Genap 31 tahun usianya, Rafardhan Faaz Imtiyaz belum kembali memiliki keinginan untuk menikah. Kegagalan beberapa tahun lalu membuat Faaz trauma untuk menjalin kedekatan apalagi sampai mengkhitbah seorang wanita.
Hingga, di suatu malam semesta mempertemukannya dengan Ganeeta, gadis pembuat onar yang membuat Faaz terperangkap dalam masalah besar.
Niat hati hanya sekadar mengantar gadis itu kepada orang tuanya dalam keadaan mabuk berat dan pengaruh obat-obatan terlarang, Faaz justru diminta untuk menikahi Ganeeta dengan harapan bisa mendidiknya.

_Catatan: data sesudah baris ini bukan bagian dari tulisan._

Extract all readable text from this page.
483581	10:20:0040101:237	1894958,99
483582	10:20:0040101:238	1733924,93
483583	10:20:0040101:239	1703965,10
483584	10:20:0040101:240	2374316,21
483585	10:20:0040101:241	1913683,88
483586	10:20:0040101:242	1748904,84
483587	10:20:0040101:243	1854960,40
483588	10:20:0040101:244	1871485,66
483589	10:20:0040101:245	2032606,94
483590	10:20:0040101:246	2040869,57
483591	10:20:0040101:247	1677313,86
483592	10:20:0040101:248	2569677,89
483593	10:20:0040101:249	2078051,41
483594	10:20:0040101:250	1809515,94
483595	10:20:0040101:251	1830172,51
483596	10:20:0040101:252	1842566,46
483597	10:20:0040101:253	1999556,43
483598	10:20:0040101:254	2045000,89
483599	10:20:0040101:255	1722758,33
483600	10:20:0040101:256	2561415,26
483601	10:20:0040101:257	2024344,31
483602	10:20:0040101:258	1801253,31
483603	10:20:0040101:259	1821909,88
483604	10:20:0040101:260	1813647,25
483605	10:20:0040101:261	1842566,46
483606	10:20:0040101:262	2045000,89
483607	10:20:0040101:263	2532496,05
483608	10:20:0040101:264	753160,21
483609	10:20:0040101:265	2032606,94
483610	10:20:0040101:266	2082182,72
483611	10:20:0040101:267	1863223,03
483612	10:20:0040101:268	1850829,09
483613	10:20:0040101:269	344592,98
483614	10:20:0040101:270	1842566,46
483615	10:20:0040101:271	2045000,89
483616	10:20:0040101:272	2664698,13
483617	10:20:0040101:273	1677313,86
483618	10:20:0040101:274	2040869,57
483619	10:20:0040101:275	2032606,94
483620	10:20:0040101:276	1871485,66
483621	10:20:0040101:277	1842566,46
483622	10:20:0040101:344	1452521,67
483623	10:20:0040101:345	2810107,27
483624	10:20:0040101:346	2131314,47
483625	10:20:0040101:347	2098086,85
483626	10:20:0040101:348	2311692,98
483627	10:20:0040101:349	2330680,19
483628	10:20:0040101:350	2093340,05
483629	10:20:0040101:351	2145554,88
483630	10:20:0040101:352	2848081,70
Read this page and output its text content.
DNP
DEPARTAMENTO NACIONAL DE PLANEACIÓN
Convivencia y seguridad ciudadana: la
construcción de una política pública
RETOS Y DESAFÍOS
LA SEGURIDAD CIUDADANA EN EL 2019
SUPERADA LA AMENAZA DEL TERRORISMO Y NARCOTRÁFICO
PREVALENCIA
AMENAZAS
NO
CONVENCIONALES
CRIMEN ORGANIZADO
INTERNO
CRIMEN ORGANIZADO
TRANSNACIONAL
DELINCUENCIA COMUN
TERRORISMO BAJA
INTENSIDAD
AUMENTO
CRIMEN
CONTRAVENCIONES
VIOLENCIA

Faaz yang tahu seberapa nakal dan brutal gadis itu sontak menolak lantaran tidak ingin sakit kepala. Namun, penolakan Faaz dibalas ancaman dari Cakra hingga mau tidak mau pria itu patuh demi menyelamatkan pondok pesantren yang didirikan abinya.
.
.
"Astaghfirullah, apa tidak ada cara lain untuk mendidik gadis itu selain menikahinya?" Rafardhan Faaz Imtiyaz
Follow Ig : desh_puspita
Karya ini diterbitkan atas izin NovelToon Desy Puspita, isi konten hanyalah pandangan pribadi pembuatnya, tidak mewakili NovelToon sendiri
BAB 26 - Tak Ternilai
"Yogya ... kurang jelaskah, Cantik?" tanya Faaz sekali lagi sembari berlagak menyingkirkan noda di wajah Ganeeta demi bisa mengusapnya.
Faaz berpikir, dengan cara itu Ganeeta akan salah tingkah dan sejenak emosinya akan reda. Namun, alih-alih reda, wanita itu justru menepis kasar tangan Faaz saat itu juga.
"Mas Faaz kok gitu? Kita sepakatnya ke Bali, bukan ke Yogya!!" protes Ganeeta dengan suara yang mulai bergetar.
Faaz menatapnya lekat-lekat, mencoba meluluhkan hati Ganeta yang dia ketahui sangat kecewa. "Mas juga maunya gitu, tapi Papi bilang ke Yogya saja dulu ... sekalian ngenalin kamu sama keluarga di sana."
"Ck, nyebelin banget sih? Ini biki-niku mau diapain kalau bulan madunya di Yogya?" tanya Ganeeta sedikit berbisik dengan gigi bergemelutuk seketika.
"Kan masih tetap bisa pakai depan Mas, Sayang, kenapa harus di Bali? Memangnya mau pamer ke siapa? Hem?"
Ingin Ganeeta melontarkan jawaban yang lebih gila lagi, tapi berhubung masih di tempat umum dan Ganeeta kesal setengah mati, terpaksa memilih diam seribu bahasa.
Sedikit pun Ganeeta tidak menduga bahwa semua akan kacau sedemikian rupa. Padahal, sebelum ini dia sudah gembar-gembor kepada sahabatnya tentang keberangkatan mereka ke Bali.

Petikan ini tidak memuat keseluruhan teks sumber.